Just before it ran into the lake, the spur line ended at a complete but toytown-sized harbour. There was a station with a short platform, already occupied by a two-coach local train, so again they ended up in a goods siding, but a tiny one with just odd wagons parked. A few more had strayed, via a turntable, onto the quayside itself where two little cranes could lift cargo directly onto moored steamers. There was even a traditional half-timbered Customs house along the landward side of the quay.

The drizzle had stopped, but been replaced by a water-honed wind, and across the lake behind the low grey clouds and lower grey hills of Switzerland the sun was already setting. Dahlmann went off with the officials to be busy, and Zurga took one breath of
outside air and said: “I am going to stay warm.” Ranklin suspected he simply wasn't going to rouse himself for an adulteress, Dowager Viscountess though she was, but staying warm was finally possible: the return of the service coach had re-connected a heating system. Ranklin himself wasn't anxious to be out of doors, but felt the honour of the Foreign Office demanded it.

So he and O'Gilroy paced along the quay. Although the little harbour was obviously kept busy – they could see a steamer that had left only shortly before – nobody else was fool enough to hang about in that wind. They had the quay to themselves and one inevitable dockside loafer in a flat cap.

“Is this the place they make the Zeppelins?” O'Gilroy asked.

“It is, and we show absolutely
no
interest in that.”

“Surely.

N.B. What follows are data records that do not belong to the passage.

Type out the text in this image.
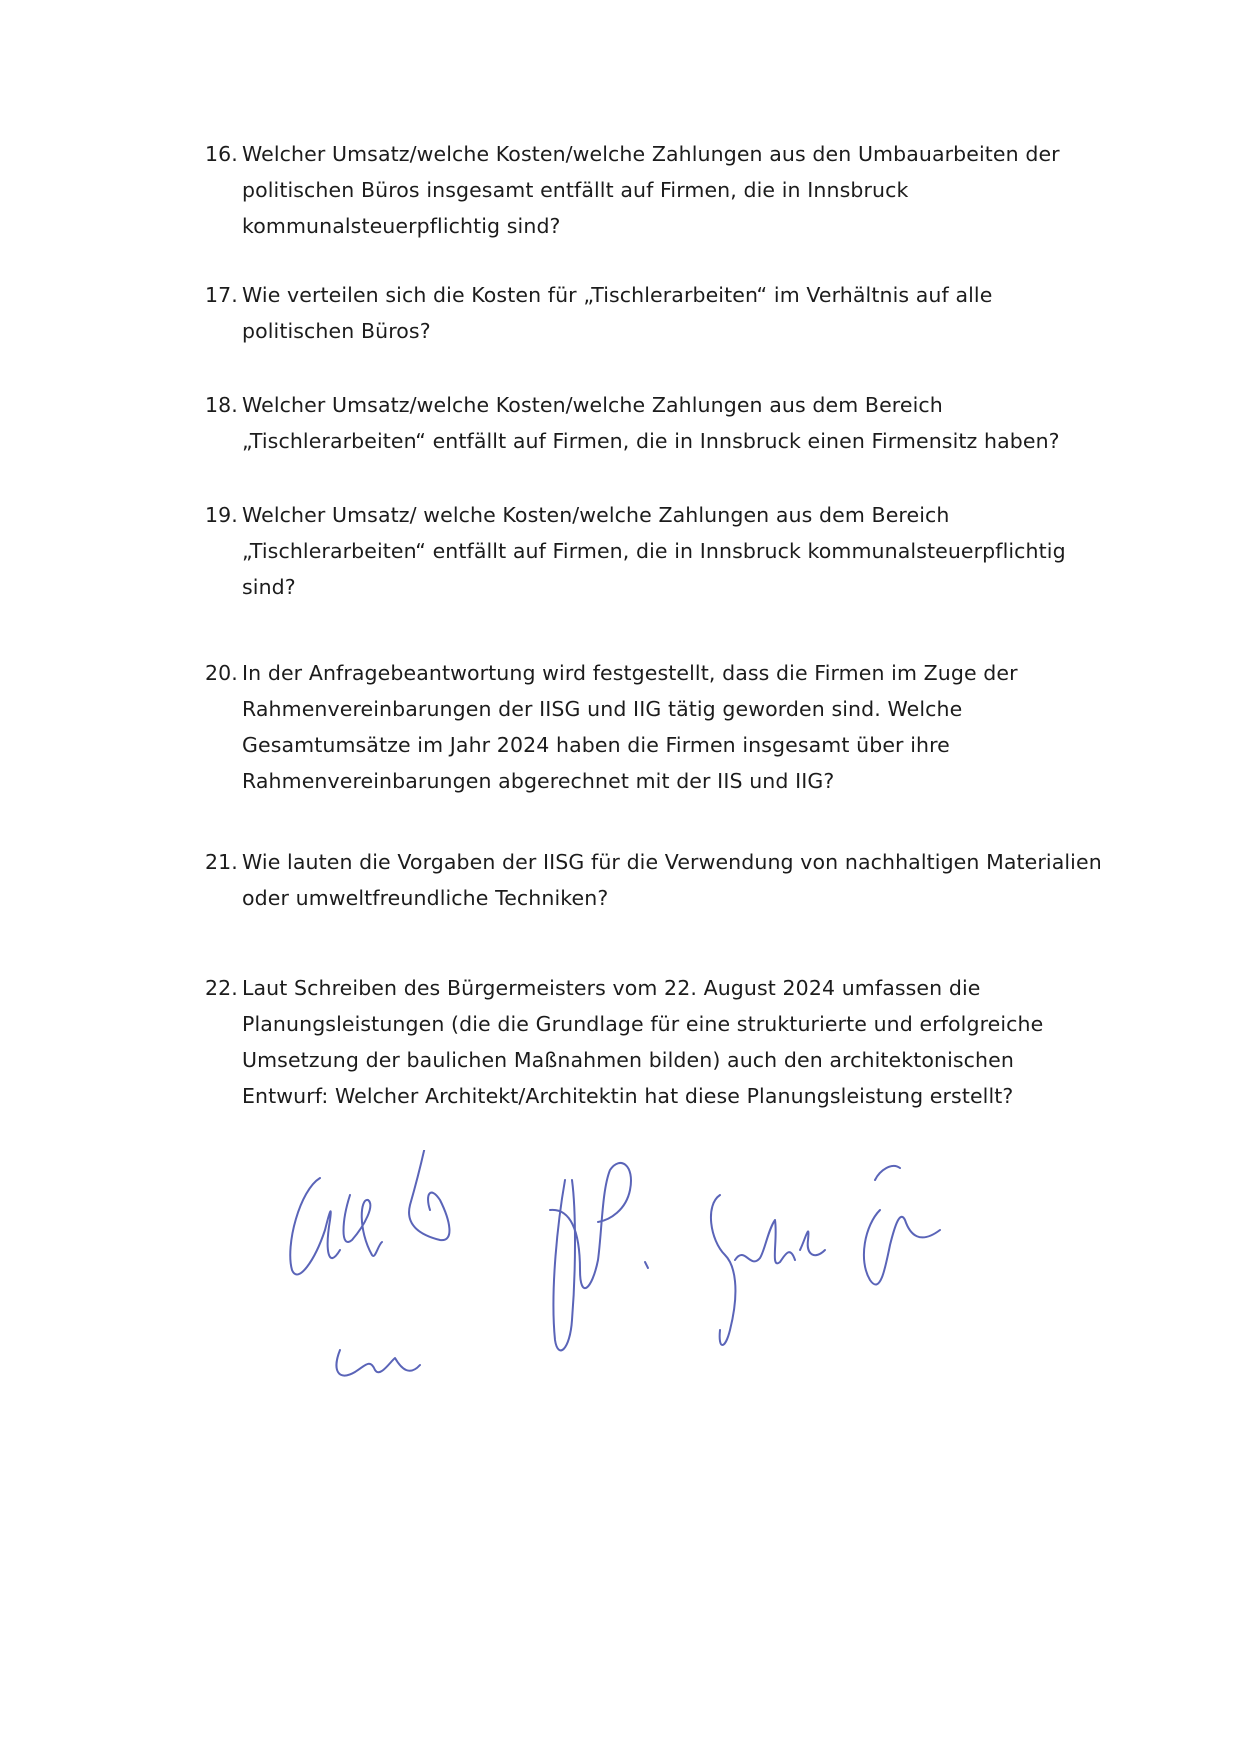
16. Welcher Umsatz/welche Kosten/welche Zahlungen aus den Umbauarbeiten der politischen Büros insgesamt entfällt auf Firmen, die in Innsbruck kommunalsteuerpflichtig sind?
17. Wie verteilen sich die Kosten für „Tischlerarbeiten“ im Verhältnis auf alle politischen Büros?
18. Welcher Umsatz/welche Kosten/welche Zahlungen aus dem Bereich „Tischlerarbeiten“ entfällt auf Firmen, die in Innsbruck einen Firmensitz haben?
19. Welcher Umsatz/ welche Kosten/welche Zahlungen aus dem Bereich „Tischlerarbeiten“ entfällt auf Firmen, die in Innsbruck kommunalsteuerpflichtig sind?
20. In der Anfragebeantwortung wird festgestellt, dass die Firmen im Zuge der Rahmenvereinbarungen der IISG und IIG tätig geworden sind. Welche Gesamtumsätze im Jahr 2024 haben die Firmen insgesamt über ihre Rahmenvereinbarungen abgerechnet mit der IIS und IIG?
21. Wie lauten die Vorgaben der IISG für die Verwendung von nachhaltigen Materialien oder umweltfreundliche Techniken?
22. Laut Schreiben des Bürgermeisters vom 22. August 2024 umfassen die Planungsleistungen (die die Grundlage für eine strukturierte und erfolgreiche Umsetzung der baulichen Maßnahmen bilden) auch den architektonischen Entwurf: Welcher Architekt/Architektin hat diese Planungsleistung erstellt?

Jest hoping to see one. But too much wind, I'm thinking.”

“How are your new quarters?”

“Jayzus!” O'Gilroy said fervently. “Ye wouldn't keep a pig in them, ‘cept I think they did. Mind,” he added grudgingly, “the carriage is clever for what it is. Jest too much space for baggage.”

“When the Kaiser travels, it'll all be used. Can you get at it?”

“Not easy. There's a proper locked door and one of the fellers, sort of train guard and mebbe t'other sort as well, he's got a seat right alongside it. I'll try later: if ye dress for dinner, ye'll find ye haven't got any neck-ties. Give me a bollocking and send me to get 'em double quick. Mebbe that'll stampede them to let me in.”

“Good idea.”

Dahlmann strode – except that with his short legs it was more of a scurry – up with the news that the ship perhaps a mile away, and already sparkling with lights in the dusk, was the one from Romanshom. “In ten or fifteen minutes she is here. Ah . . . you will not get lost, I hope?”

Ranklin suppressed a smile. “Oh, I don't expect so. It seems quite a small town.”

Dahlmann hurried off again and Ranklin did a standing dance to keep his feet from frostbite.

O'Gilroy said approvingly: “Ye've got him thinking Patrick Snaipe's a pure fool, anyhow.”

And indeed, Ranklin felt happy that he was getting across his new persona convincingly – although he'd have to start all over again with Lady Kelso. So he may have forgotten that however well he played at being Patrick Snaipe, he still matched perfectly a description of Captain Matthew Ranklin.